From the valsartan blood pressure drug contamination that exposed thousands of patients to cancer-causing impurities, to a massive pacemaker recall undertaken to fix a hazardous software bug in half-a-million cardiac devices, health care product quality problems are ever-present and highly dangerous.
In fact, medical product recalls – in particular severe, life-threatening pharmaceutical drug and medical device recalls – have increased steadily over the last decade.
It is no surprise that medical product recalls are universally negative events. Firms seek to avoid them, customers despise them, and federal regulators are forced to oversee them. They are associated with millions of dollars of unwanted corporate costs and stock price declines, along with substantial and costly regulatory oversight each year.

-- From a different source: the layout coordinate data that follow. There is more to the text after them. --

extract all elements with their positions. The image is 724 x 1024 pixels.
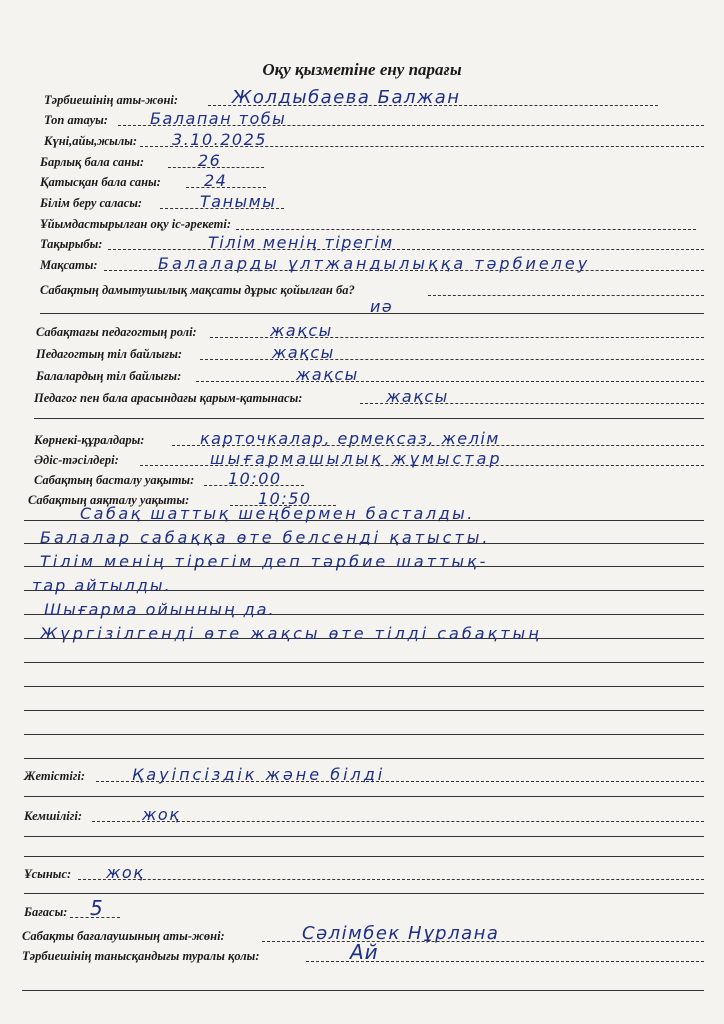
notes-line <box>24 710 704 711</box>
signature-extra-line <box>22 990 704 991</box>
visual-aids-row <box>0 430 724 450</box>
total-children-label: Барлық бала саны: <box>40 155 145 169</box>
note-text: Тілім менің тірегім деп тәрбие шаттық- <box>40 552 489 571</box>
group-row <box>0 110 724 130</box>
topic-value: Тілім менің тірегім <box>208 233 394 252</box>
activity-line <box>236 229 696 230</box>
strengths-row <box>0 766 724 786</box>
interaction-row <box>0 388 724 408</box>
topic-label: Тақырыбы: <box>40 237 103 251</box>
weaknesses-extra-line <box>24 836 704 837</box>
end-time-value: 10:50 <box>258 489 312 508</box>
topic-line <box>108 249 704 250</box>
strengths-value: Қауіпсіздік және білді <box>132 765 386 784</box>
weaknesses-value: жоқ <box>142 805 181 824</box>
teacher-role-label: Сабақтағы педагогтың ролі: <box>36 325 197 339</box>
weaknesses-line <box>92 821 704 822</box>
dev-goal-label: Сабақтың дамытушылық мақсаты дұрыс қойылған ба? <box>40 283 355 297</box>
area-row <box>0 193 724 213</box>
teacher-name-label: Тәрбиешінің аты-жөні: <box>44 93 179 107</box>
notes-line <box>24 662 704 663</box>
end-time-label: Сабақтың аяқталу уақыты: <box>28 493 190 507</box>
suggestions-row <box>0 864 724 884</box>
dev-goal-value: иә <box>370 297 394 316</box>
weaknesses-extra-line <box>24 856 704 857</box>
methods-row <box>0 450 724 470</box>
note-text: Шығарма ойынның да. <box>44 600 276 619</box>
group-value: Балапан тобы <box>150 109 287 128</box>
teacher-role-row <box>0 322 724 342</box>
present-value: 24 <box>204 171 228 190</box>
teacher-lang-label: Педагогтың тіл байлығы: <box>36 347 183 361</box>
interaction-value: жақсы <box>386 387 449 406</box>
start-time-value: 10:00 <box>228 469 282 488</box>
evaluator-label: Сабақты бағалаушының аты-жөні: <box>22 929 225 943</box>
signature-label: Тәрбиешінің танысқандығы туралы қолы: <box>22 949 260 963</box>
start-time-label: Сабақтың басталу уақыты: <box>34 473 195 487</box>
signature-mark: Ай <box>350 940 379 964</box>
area-value: Танымы <box>200 192 277 211</box>
suggestions-value: жоқ <box>106 863 145 882</box>
topic-row <box>0 234 724 254</box>
date-row <box>0 131 724 151</box>
teacher-name-value: Жолдыбаева Балжан <box>232 87 461 108</box>
strengths-label: Жетістігі: <box>24 769 86 783</box>
total-children-row <box>0 152 724 172</box>
methods-value: шығармашылық жұмыстар <box>210 449 503 468</box>
date-value: 3.10.2025 <box>172 130 267 149</box>
goal-row <box>0 255 724 275</box>
visual-aids-value: карточкалар, ермексаз, желім <box>200 429 500 448</box>
goal-value: Балаларды ұлтжандылыққа тәрбиелеу <box>158 254 591 273</box>
group-label: Топ атауы: <box>44 113 108 127</box>
teacher-name-row <box>0 87 724 110</box>
suggestions-label: Ұсыныс: <box>24 867 72 881</box>
dev-goal-row <box>0 280 724 300</box>
present-row <box>0 172 724 192</box>
children-lang-row <box>0 366 724 386</box>
children-lang-line <box>196 381 704 382</box>
visual-aids-label: Көрнекі-құралдары: <box>34 433 145 447</box>
teacher-role-value: жақсы <box>270 321 333 340</box>
activity-label: Ұйымдастырылған оқу іс-әрекеті: <box>40 217 231 231</box>
goal-label: Мақсаты: <box>40 258 98 272</box>
grade-label: Бағасы: <box>24 905 68 919</box>
note-text: тар айтылды. <box>32 576 172 595</box>
methods-label: Әдіс-тәсілдері: <box>34 453 119 467</box>
weaknesses-label: Кемшілігі: <box>24 809 82 823</box>
grade-value: 5 <box>90 896 105 920</box>
teacher-lang-row <box>0 344 724 364</box>
children-lang-label: Балалардың тіл байлығы: <box>36 369 182 383</box>
suggestions-extra-line <box>24 893 704 894</box>
signature-row <box>0 940 724 966</box>
dev-goal-line <box>428 295 704 296</box>
evaluator-value: Сәлімбек Нұрлана <box>302 923 500 944</box>
form-title: Оқу қызметіне ену парағы <box>262 60 462 79</box>
interaction-label: Педагог пен бала арасындағы қарым-қатынасы: <box>34 391 303 405</box>
present-label: Қатысқан бала саны: <box>40 175 161 189</box>
notes-line <box>24 734 704 735</box>
teacher-lang-value: жақсы <box>272 343 335 362</box>
grade-row <box>0 896 724 922</box>
children-lang-value: жақсы <box>296 365 359 384</box>
activity-row <box>0 214 724 234</box>
dev-goal-answer-row <box>0 298 724 318</box>
notes-line <box>24 686 704 687</box>
interaction-extra-line <box>34 418 704 419</box>
note-text: Жүргізілгенді өте жақсы өте тілді сабақтың <box>40 624 542 643</box>
total-children-value: 26 <box>198 151 222 170</box>
weaknesses-row <box>0 806 724 826</box>
date-label: Күні,айы,жылы: <box>44 134 138 148</box>
area-label: Білім беру саласы: <box>40 196 143 210</box>
notes-line <box>24 758 704 759</box>
note-text: Сабақ шаттық шеңбермен басталды. <box>80 504 475 523</box>
strengths-extra-line <box>24 796 704 797</box>
suggestions-line <box>78 879 704 880</box>
note-text: Балалар сабаққа өте белсенді қатысты. <box>40 528 491 547</box>
start-time-row <box>0 470 724 490</box>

I spent over a decade as a manufacturing manager in Fortune 500 medical device firms, making scores of recall decisions and recommendations – some good decisions, some less so – and the last several years as an academic researcher committed solely to recall research. My colleagues and I have closely studied what causes defects that lead to recalls, as well as biases that exist in managers’ decisions to recall.

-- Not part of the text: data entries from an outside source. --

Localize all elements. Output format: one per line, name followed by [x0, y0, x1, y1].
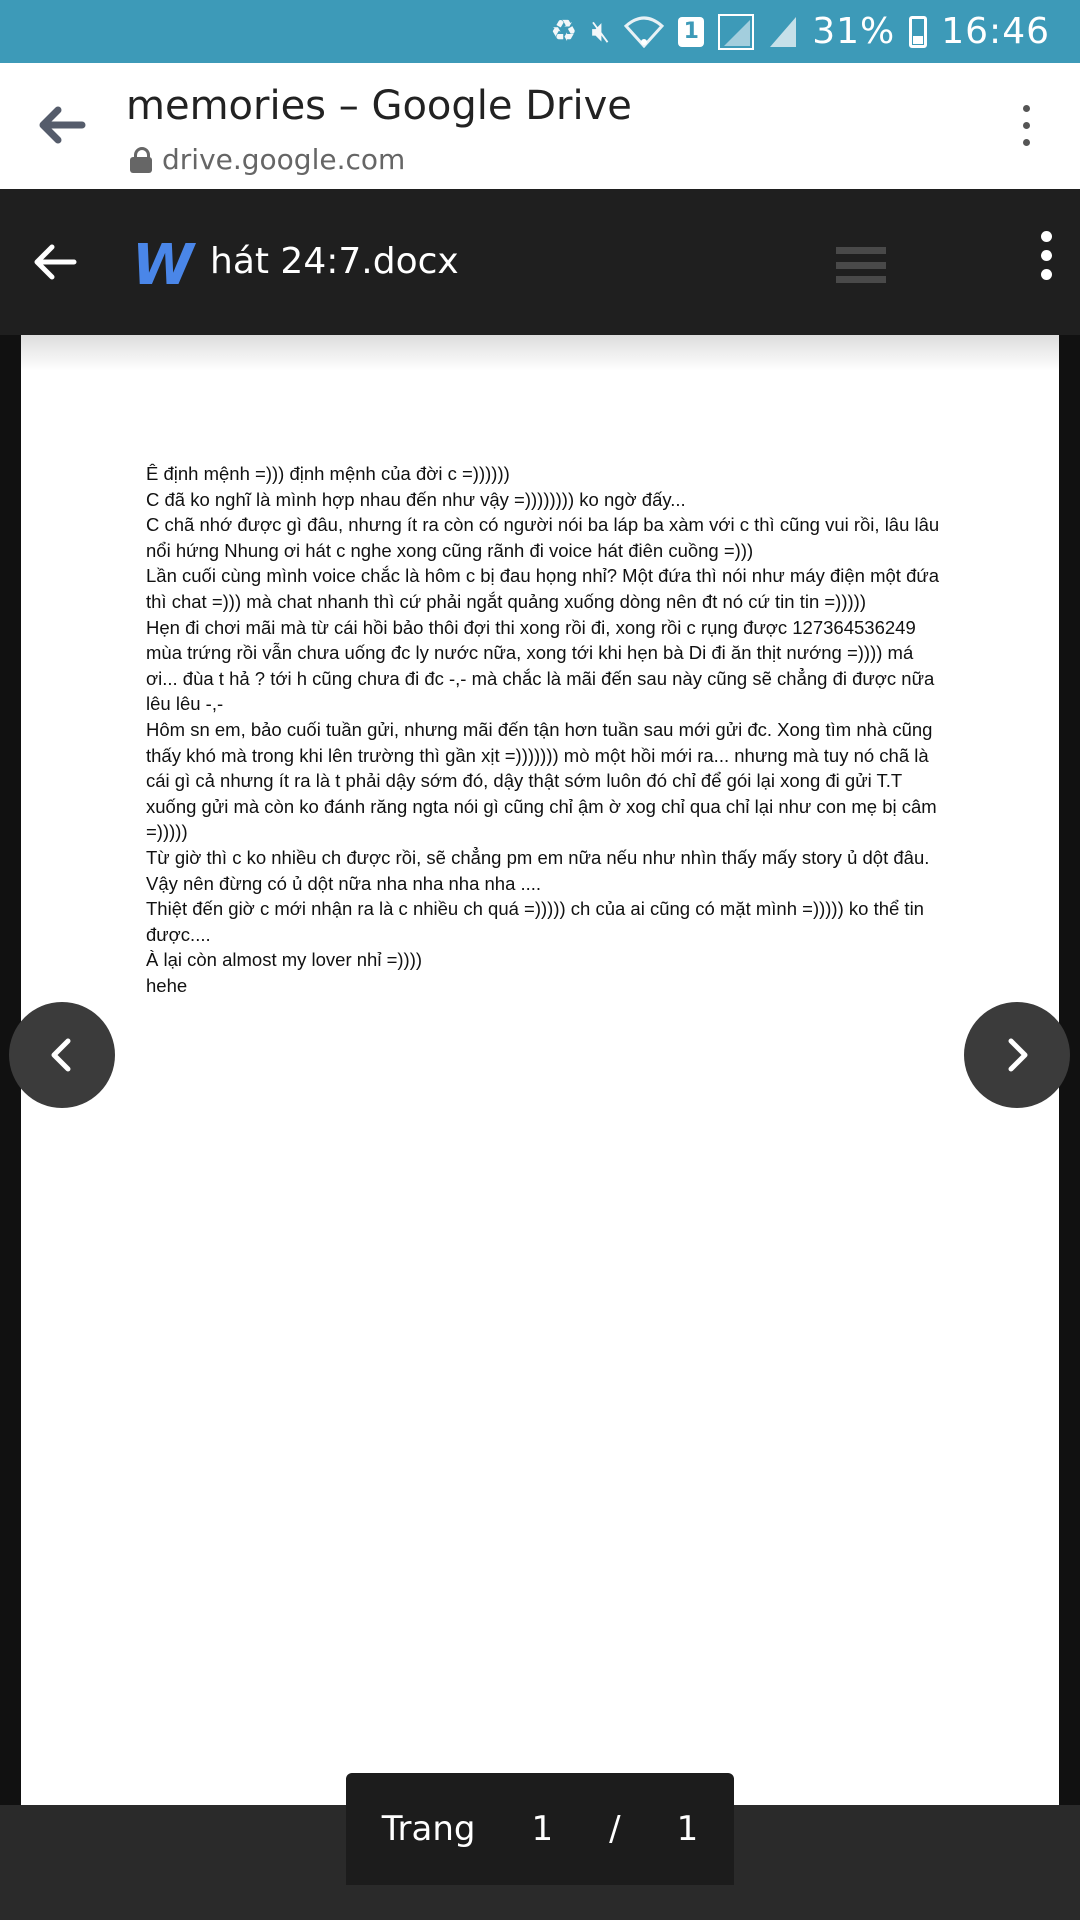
more-dot-icon [1023, 139, 1030, 146]
doc-paragraph: Hôm sn em, bảo cuối tuần gửi, nhưng mãi đến tận hơn tuần sau mới gửi đc. Xong tìm nhà cũng thấy khó mà trong khi lên trường thì gần xịt =))))))) mò một hồi mới ra... nhưng mà tuy nó chã là cái gì cả nhưng ít ra là t phải dậy sớm đó, dậy thật sớm luôn đó chỉ để gói lại xong đi gửi T.T xuống gửi mà còn ko đánh răng ngta nói gì cũng chỉ ậm ờ xog chỉ qua chỉ lại như con mẹ bị câm =))))) [146, 718, 937, 843]
page-label: Trang [381, 1809, 476, 1849]
sim-badge-icon: 1 [678, 17, 704, 47]
battery-saver-icon: ♻ [550, 14, 578, 49]
doc-paragraph: Từ giờ thì c ko nhiều ch được rồi, sẽ chẳng pm em nữa nếu như nhìn thấy mấy story ủ dột đâu. Vậy nên đừng có ủ dột nữa nha nha nha nha .... [146, 846, 930, 894]
next-page-button[interactable] [964, 1002, 1070, 1108]
battery-percent: 31% [812, 11, 896, 52]
browser-tab-title: memories – Google Drive [126, 83, 632, 129]
page-separator: / [609, 1809, 621, 1849]
chevron-right-icon [995, 1033, 1039, 1077]
total-pages: 1 [676, 1809, 699, 1849]
doc-paragraph: C đã ko nghĩ là mình hợp nhau đến như vậy =)))))))) ko ngờ đấy... [146, 488, 686, 510]
page-indicator [346, 1773, 734, 1885]
document-body [146, 461, 946, 998]
word-doc-icon: W [132, 233, 194, 298]
more-dot-icon [1041, 231, 1052, 242]
more-dot-icon [1023, 122, 1030, 129]
current-page: 1 [531, 1809, 554, 1849]
signal-icon [718, 14, 754, 50]
page-shadow [21, 335, 1059, 371]
doc-paragraph: À lại còn almost my lover nhỉ =)))) [146, 949, 423, 971]
more-dot-icon [1023, 105, 1030, 112]
browser-url[interactable] [130, 143, 405, 176]
more-dot-icon [1041, 250, 1052, 261]
viewer-back-button[interactable] [32, 239, 78, 285]
document-page[interactable] [21, 335, 1059, 1805]
doc-paragraph: hehe [146, 974, 188, 996]
viewer-more-button[interactable] [1041, 231, 1052, 280]
doc-paragraph: Hẹn đi chơi mãi mà từ cái hồi bảo thôi đợi thi xong rồi đi, xong rồi c rụng được 127364536249 mùa trứng rồi vẫn chưa uống đc ly nước nữa, xong tới khi hẹn bà Di đi ăn thịt nướng =)))) má ơi... đùa t hả ? tới h cũng chưa đi đc -,- mà chắc là mãi đến sau này cũng sẽ chẳng đi được nữa lêu lêu -,- [146, 616, 935, 715]
viewer-header [0, 189, 1080, 335]
wifi-icon [624, 16, 664, 48]
more-dot-icon [1041, 269, 1052, 280]
chevron-left-icon [40, 1033, 84, 1077]
previous-page-button[interactable] [9, 1002, 115, 1108]
clock: 16:46 [941, 11, 1050, 52]
arrow-left-icon [32, 239, 78, 285]
arrow-left-icon [36, 99, 88, 151]
signal-icon-2 [768, 15, 798, 49]
list-view-icon [836, 247, 886, 283]
doc-paragraph: Thiệt đến giờ c mới nhận ra là c nhiều ch quá =))))) ch của ai cũng có mặt mình =))))) ko thể tin được.... [146, 898, 924, 945]
mute-icon: 🔇︎ [591, 14, 611, 49]
lock-icon [130, 147, 152, 173]
doc-paragraph: Lần cuối cùng mình voice chắc là hôm c bị đau họng nhỉ? Một đứa thì nói như máy điện một đứa thì chat =))) mà chat nhanh thì cứ phải ngắt quảng xuống dòng nên đt nó cứ tin tin =))))) [146, 565, 940, 612]
file-name: hát 24:7.docx [210, 241, 459, 282]
doc-paragraph: Ê định mệnh =))) định mệnh của đời c =)))))) [146, 463, 510, 484]
browser-more-button[interactable] [1023, 105, 1030, 146]
doc-paragraph: C chã nhớ được gì đâu, nhưng ít ra còn có người nói ba láp ba xàm với c thì cũng vui rồi, lâu lâu nổi hứng Nhung ơi hát c nghe xong cũng rãnh đi voice hát điên cuồng =))) [146, 514, 940, 561]
browser-bar [0, 63, 1080, 189]
url-text: drive.google.com [162, 143, 406, 176]
browser-back-button[interactable] [36, 99, 88, 151]
battery-icon [909, 16, 927, 48]
status-bar [0, 0, 1080, 63]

In capitalistic markets, competition is viewed as a force for good. Competition can lower costs, increase access, and hopefully improve quality. These benefits attributed to competition explain the steady call for greater access to generic drugs.
While it is seldom discussed in the crowded debate on health care costs, there may be a downside to the never-ending call for cheaper generic drugs and more affordable care.
Research conducted with my colleagues Rachna Shah from the University of Minnesota and Kaitlin Wowak from the University of Notre Dame shows that intense generic drug competition leads to an increase in severely hazardous manufacturing-related drug recalls.